I’ve created a new word game called Anagramageddon, played on a single computer by between two and four players. In a nutshell it involves users taking it in turns to (A) select a letter and (B) enter a word that can be formed from all of their letters. It’s a competitive game, and the time limit adds an element of excitement (read: stress!), especially once you acquire a solid bank of letters to create anagrams from. You can also steal letters from your opponents, which enhances the strategic aspect of the game: do you go all out and attack your opponent’s territory, at the expense of more promising letters, or do you hunker down in your corner of the board and focus purely on word-finding?
The game looks like this:
You can play it here: https://wjrm500.github.io/AnagramageddonBrowser/
Some rules to bear in mind:
- You can only select a letter adjacent to a letter you already own
- You can only enter words that can be formed by the letters you have already selected
- You cannot enter the same word twice
- Guessing an incorrect word (i.e., the word either doesn’t exist, cannot be formed with your letters, or has already been used) incurs a five-second penalty
- If you reach the winning score before any of your opponents, but one of your opponents has a turn “in hand” and has enough letters to match or beat your score, the winner will only be decided once that opponent has also taken their turn. In the unlikely event that the opponent matches your score, turns will continue to be taken until one player ends the round on a higher score than the other
I designed this a few months ago as a vanilla JavaScript app, and recently refactored it into a React app, adding new functionality in the process (configurable game settings with custom player names, and support for more than two players).

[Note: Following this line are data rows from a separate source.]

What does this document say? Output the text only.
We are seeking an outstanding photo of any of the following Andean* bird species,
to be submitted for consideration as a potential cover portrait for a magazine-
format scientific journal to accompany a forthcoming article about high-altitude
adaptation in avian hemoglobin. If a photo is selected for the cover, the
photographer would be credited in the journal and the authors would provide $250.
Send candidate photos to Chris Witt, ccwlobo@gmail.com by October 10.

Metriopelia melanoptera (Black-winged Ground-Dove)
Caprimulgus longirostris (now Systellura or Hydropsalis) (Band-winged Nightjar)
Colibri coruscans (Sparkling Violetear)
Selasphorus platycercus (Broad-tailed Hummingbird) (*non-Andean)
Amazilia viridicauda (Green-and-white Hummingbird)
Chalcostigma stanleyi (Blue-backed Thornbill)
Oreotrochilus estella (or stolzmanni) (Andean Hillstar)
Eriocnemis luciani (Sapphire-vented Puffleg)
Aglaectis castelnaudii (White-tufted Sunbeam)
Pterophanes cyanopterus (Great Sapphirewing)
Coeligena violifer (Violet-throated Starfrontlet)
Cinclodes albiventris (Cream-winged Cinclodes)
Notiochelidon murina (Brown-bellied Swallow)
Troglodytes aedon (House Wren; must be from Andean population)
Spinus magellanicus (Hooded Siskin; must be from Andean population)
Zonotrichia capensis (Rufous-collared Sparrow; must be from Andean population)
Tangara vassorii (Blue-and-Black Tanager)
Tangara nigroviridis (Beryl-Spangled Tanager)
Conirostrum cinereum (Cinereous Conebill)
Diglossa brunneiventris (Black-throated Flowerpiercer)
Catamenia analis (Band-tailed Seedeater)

The original app source code can be found here… https://github.com/wjrm500/WordGame
… while the React source code can be found here: https://github.com/wjrm500/Anagramageddon-frontend
Although the original app consisted of a few JavaScript files, the majority of the logic was dumped in one, unwieldy, 200-line script, which appears something of an abomination in hindsight. It wasn’t my finest work, but was probably a fair reflection of my JavaScript prowess at the time. Over the following months, I learnt more about JavaScript frameworks through the medium of React, and so eventually decided to take up the challenge of rebuilding Anagramageddon from scratch, using React. This proved a good challenge, helping me to expand upon the knowledge I gained from doing the Wordle tracker. In particular, I learnt more about the difference between functional and class components; component lifecycle; global state management, context providers and the useReducer hook; and incorporating non-React JavaScript class components into a React application. I also learnt quite a bit about Redux, and although I haven’t incorporated it into Anagramageddon yet*, it seems like a great fit for more complex state management needs, in particular removing the need for the ridiculous-looking series of nested context providers currently seen in Container.js:
!!!
React-ifying the app has made the code much more maintainable and flexible, and future development of new features and potentially a backend should be a hell of a lot easier now.
So… play the game, check out the source code, and let me know what you think!
As a note, the dictionary API currently being used in the app can be a bit dodgy at times, so if you find a common word getting rejected, let me know and I can manually add it to the existing, supplementary bank of missing words. At some point I mean to programmatically run through a dictionary and identify all words missing from the API, but I haven’t got round to that yet.
* Update on 11th December 2022: the app has now been “Redux-ified”.